L’Internationale Online (2016) Decolonising Archives. L’Internationale Books.

 Decolonising Archives presents the archive not as a neutral storehouse of cultural memory, but as a contested epistemic infrastructure through which power is organised, legitimised and resisted. The publication argues that coloniality survives beyond formal colonial rule through archival ownership, classification, access regimes, digitisation policies and market-driven extraction. Its central proposition is therefore double: archives must be protected from commodification as cultural capital, yet also radically rethought as sites where Western classificatory systems are exposed as instruments of imperial domination. The volume’s visual materials reinforce this argument: the cover image of Guinean women from unfinished revolutionary film footage, and the archival maps and visual-resistance materials reproduced in the Red Conceptualismos del Sur essay, show that archives are not inert remnants but unfinished political struggles.
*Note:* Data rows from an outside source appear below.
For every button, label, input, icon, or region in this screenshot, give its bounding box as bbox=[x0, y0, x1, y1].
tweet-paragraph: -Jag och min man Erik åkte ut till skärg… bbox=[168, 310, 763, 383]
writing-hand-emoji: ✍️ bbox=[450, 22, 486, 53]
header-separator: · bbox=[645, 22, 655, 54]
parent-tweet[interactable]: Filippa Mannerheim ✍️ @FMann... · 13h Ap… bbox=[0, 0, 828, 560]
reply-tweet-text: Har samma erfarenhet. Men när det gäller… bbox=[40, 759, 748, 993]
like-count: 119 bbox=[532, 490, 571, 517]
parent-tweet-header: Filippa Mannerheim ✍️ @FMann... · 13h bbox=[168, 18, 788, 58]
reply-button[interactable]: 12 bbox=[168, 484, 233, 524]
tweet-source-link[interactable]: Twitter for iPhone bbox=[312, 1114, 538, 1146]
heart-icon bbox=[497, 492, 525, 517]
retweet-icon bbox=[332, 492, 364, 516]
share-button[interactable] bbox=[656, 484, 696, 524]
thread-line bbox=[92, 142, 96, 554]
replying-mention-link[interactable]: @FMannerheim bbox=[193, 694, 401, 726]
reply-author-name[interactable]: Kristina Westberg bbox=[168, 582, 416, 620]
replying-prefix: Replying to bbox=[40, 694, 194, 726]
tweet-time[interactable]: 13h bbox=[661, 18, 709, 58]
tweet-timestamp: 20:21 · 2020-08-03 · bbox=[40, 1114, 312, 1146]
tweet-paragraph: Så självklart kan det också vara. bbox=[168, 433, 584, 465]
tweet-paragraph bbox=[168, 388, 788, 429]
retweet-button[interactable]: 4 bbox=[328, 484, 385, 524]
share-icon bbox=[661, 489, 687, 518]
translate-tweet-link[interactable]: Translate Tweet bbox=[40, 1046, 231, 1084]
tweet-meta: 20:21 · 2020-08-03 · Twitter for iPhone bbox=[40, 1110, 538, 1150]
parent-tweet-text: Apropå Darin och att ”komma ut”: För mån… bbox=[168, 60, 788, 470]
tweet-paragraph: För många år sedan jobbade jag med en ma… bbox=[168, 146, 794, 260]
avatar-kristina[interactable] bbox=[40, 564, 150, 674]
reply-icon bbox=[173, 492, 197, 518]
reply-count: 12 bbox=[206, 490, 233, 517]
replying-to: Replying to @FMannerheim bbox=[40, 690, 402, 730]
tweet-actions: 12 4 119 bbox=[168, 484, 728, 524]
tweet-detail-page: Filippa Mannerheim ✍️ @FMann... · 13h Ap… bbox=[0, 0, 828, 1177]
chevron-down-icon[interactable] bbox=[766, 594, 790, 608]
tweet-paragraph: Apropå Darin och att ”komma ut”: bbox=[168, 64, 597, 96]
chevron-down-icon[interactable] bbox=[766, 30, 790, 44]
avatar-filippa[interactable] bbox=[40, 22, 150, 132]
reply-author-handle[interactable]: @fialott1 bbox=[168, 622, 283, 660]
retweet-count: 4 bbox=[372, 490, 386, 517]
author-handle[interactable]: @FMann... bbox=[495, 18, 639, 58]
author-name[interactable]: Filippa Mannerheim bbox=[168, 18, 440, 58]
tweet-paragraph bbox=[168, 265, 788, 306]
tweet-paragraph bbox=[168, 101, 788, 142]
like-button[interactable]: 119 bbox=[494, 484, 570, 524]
As a case study, RedCSur’s work with Latin American conceptualist and resistance archives demonstrates a decolonial practice grounded in preservation, collectivisation and activation rather than mere visibility; its Archives in Use platform seeks to return precarious artistic-political materials to public circulation without surrendering them to state violence or market neutralisation. Fraser and Todd’s essay on Indigenous research in Canada deepens the critique by insisting that decolonising state archives can only ever be partial, since such institutions remain bound to settler-colonial nation-making. Ultimately, the collection concludes that decolonial archival work is not simply a matter of digitising documents, but of transforming the conditions under which memory becomes knowledge, evidence, commons and political action.